If you are a DIY investor, this could be for you. Several ETFs offer DRIPS, or distribution reinvestment plans, which you can take advantage of to compound your returns. 

ETFs typically invest in dividend-paying stocks. A DRIP allows you to exchange any dividends you earn for more shares of the ETF, compounding, and growing your returns over time. 

Check out Forbes for a guide on the differences between mutual funds and ETFs, as well as the pros and cons of this product.

  • Zero-Coupon Bonds

Also known as a deep discount bond, a zero-coupon bond is different from traditional bonds. These bonds have no interim cash flow. The bond trades at a discount to its face value.

Alexander Voigt, the founder of, gives a simple example. A $100, 5-year zero-coupon bond offering a 5% yield will be priced at $78.35. In short, you lend $78.35 and receive $100 in five years’ time.
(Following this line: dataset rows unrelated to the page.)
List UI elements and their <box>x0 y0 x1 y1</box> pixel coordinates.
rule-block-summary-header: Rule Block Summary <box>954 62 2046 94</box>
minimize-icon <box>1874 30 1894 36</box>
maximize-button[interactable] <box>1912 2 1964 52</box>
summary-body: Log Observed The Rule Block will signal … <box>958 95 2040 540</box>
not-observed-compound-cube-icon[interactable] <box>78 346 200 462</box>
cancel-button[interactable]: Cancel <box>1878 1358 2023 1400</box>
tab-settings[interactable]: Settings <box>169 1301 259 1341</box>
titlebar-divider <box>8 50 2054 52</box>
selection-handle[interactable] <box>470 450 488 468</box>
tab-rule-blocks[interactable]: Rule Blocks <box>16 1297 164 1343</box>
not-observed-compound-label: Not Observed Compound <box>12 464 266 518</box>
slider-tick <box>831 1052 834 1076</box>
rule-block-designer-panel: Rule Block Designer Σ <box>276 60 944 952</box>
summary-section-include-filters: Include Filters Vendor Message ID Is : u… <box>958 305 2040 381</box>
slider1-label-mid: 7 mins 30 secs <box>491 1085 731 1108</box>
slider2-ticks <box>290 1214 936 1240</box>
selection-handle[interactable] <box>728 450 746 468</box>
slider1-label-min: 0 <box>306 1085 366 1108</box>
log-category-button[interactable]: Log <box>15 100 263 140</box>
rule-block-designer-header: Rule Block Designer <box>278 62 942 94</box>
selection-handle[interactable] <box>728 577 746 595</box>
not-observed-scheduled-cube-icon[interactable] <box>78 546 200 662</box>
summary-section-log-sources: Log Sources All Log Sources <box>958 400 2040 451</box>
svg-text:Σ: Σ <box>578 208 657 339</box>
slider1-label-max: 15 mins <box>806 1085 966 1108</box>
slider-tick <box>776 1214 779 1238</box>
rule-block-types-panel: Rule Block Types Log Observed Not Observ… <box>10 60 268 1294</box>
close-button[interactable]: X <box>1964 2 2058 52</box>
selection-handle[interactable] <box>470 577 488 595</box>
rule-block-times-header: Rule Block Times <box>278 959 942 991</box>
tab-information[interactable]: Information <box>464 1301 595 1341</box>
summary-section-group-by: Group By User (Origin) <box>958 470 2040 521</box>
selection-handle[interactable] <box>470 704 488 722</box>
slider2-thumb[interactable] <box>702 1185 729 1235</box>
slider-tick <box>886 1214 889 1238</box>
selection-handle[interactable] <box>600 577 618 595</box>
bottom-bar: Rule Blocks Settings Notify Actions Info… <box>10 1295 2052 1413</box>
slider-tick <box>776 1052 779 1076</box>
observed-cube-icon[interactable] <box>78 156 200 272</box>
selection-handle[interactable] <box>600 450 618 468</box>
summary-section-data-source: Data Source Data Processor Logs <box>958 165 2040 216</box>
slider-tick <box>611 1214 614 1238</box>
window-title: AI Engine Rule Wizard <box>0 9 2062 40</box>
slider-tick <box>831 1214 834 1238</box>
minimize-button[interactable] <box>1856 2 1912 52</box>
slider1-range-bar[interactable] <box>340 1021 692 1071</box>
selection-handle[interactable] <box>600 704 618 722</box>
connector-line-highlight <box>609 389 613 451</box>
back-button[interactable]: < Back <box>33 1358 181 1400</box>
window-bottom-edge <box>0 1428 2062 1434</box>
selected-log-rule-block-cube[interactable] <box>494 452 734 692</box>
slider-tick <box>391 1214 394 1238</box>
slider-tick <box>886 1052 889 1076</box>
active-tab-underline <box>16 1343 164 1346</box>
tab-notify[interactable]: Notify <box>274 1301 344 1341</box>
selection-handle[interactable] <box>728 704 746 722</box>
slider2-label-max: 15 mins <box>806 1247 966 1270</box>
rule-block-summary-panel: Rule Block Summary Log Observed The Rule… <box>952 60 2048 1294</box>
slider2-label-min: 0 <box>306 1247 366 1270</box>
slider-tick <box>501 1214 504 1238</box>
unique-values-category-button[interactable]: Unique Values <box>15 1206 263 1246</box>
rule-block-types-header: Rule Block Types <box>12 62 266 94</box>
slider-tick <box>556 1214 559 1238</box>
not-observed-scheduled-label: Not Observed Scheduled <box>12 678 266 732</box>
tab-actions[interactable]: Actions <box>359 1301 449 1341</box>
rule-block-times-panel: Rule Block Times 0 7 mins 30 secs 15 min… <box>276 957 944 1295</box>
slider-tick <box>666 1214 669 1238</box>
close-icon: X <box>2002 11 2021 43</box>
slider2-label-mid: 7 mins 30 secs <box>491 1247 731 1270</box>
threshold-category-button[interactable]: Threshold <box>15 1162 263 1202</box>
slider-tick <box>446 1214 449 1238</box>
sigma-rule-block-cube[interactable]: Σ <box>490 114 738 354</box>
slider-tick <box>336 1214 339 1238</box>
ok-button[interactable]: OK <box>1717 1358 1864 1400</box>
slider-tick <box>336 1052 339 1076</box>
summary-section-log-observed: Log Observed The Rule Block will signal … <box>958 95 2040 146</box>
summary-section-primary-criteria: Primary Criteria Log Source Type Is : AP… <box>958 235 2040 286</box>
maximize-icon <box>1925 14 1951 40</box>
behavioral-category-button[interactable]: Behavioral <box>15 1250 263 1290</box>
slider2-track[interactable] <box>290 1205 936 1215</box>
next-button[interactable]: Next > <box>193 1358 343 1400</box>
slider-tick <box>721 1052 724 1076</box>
You’re thinking, I already have a couple of these investment accounts going for me. What else can I do to diversify and earn more compounded interest? Well, there are some investing strategies you can use to make compounded interest.

Tax Loss Harvesting

Harvesting tax losses refer to selling securities, which have faced an unrealized loss to offset income and capital gains. Say you buy two stocks, A and B, each at $100. Stock A rises in value to $120, while B falls to $90. 

You can use the loss to offset the taxes owed on the gain. If you don’t harvest, your tax bill, assuming a capital gain tax of 15%, will be $20 *0.15 = $3. If you do harvest, your tax bill is instead ($20-$10)*0.15 = $1.5. 

The idea is that be harvesting your loss; you can reinvest the $1.5 back in the market and continue to earn compounded interest. Nicolas Allen of The Business Journal explains the ins and outs of this strategy.

Buy-and-Hold Strategy

It is a passive strategy with a simple belief: time in the market is a more prudent investment than timing the market. A buy-and-hold investor believes that long-term results can be reasonable despite any short-term volatility in the market.

You can pick individual regions, sectors, and stocks to invest in, but the ultimate goal is to hold your investments long-term. You aim to take advantage of any future price appreciation while avoiding the taxable consequences of selling your holdings.

Buy-and-hold is not suitable for everybody, though, as it completely ignores the concept of risk management. Check out Financial Mentor for the pros and cons of this strategy.

Investment Always Carries Risk!

Everybody wants investment schemes that offer high returns in a short period of time with little or no risk. Instead of falling prey to scams promising you instant riches, do your research well, choose your strategy, and manage your risk portfolio.

Check out Ryan Scribner’s video, Compound Interest $10k to $452k. Scribner is a young but proven entrepreneur and shares his successful investing tips and strategies. He explains what strategies to use in which situations and why.

The Sooner You Start, The More You Will Earn

Compounding your returns is not risk-free, but it can be a powerful way to grow your income if well-managed. We’ve gone over what compounding returns really means, as well as the various investment products and strategies you can use to receive them.

And you don’t have to dive off the deep end either. Take the time to research a product or strategy that appeals to you before investing so much as one cent. Shop around for the best products and offers before committing yourself.

Once you have picked your strategy and decided on which products to go for, prepare to be patient. If you commit your money wisely, your investments should pay you handsomely in the long run.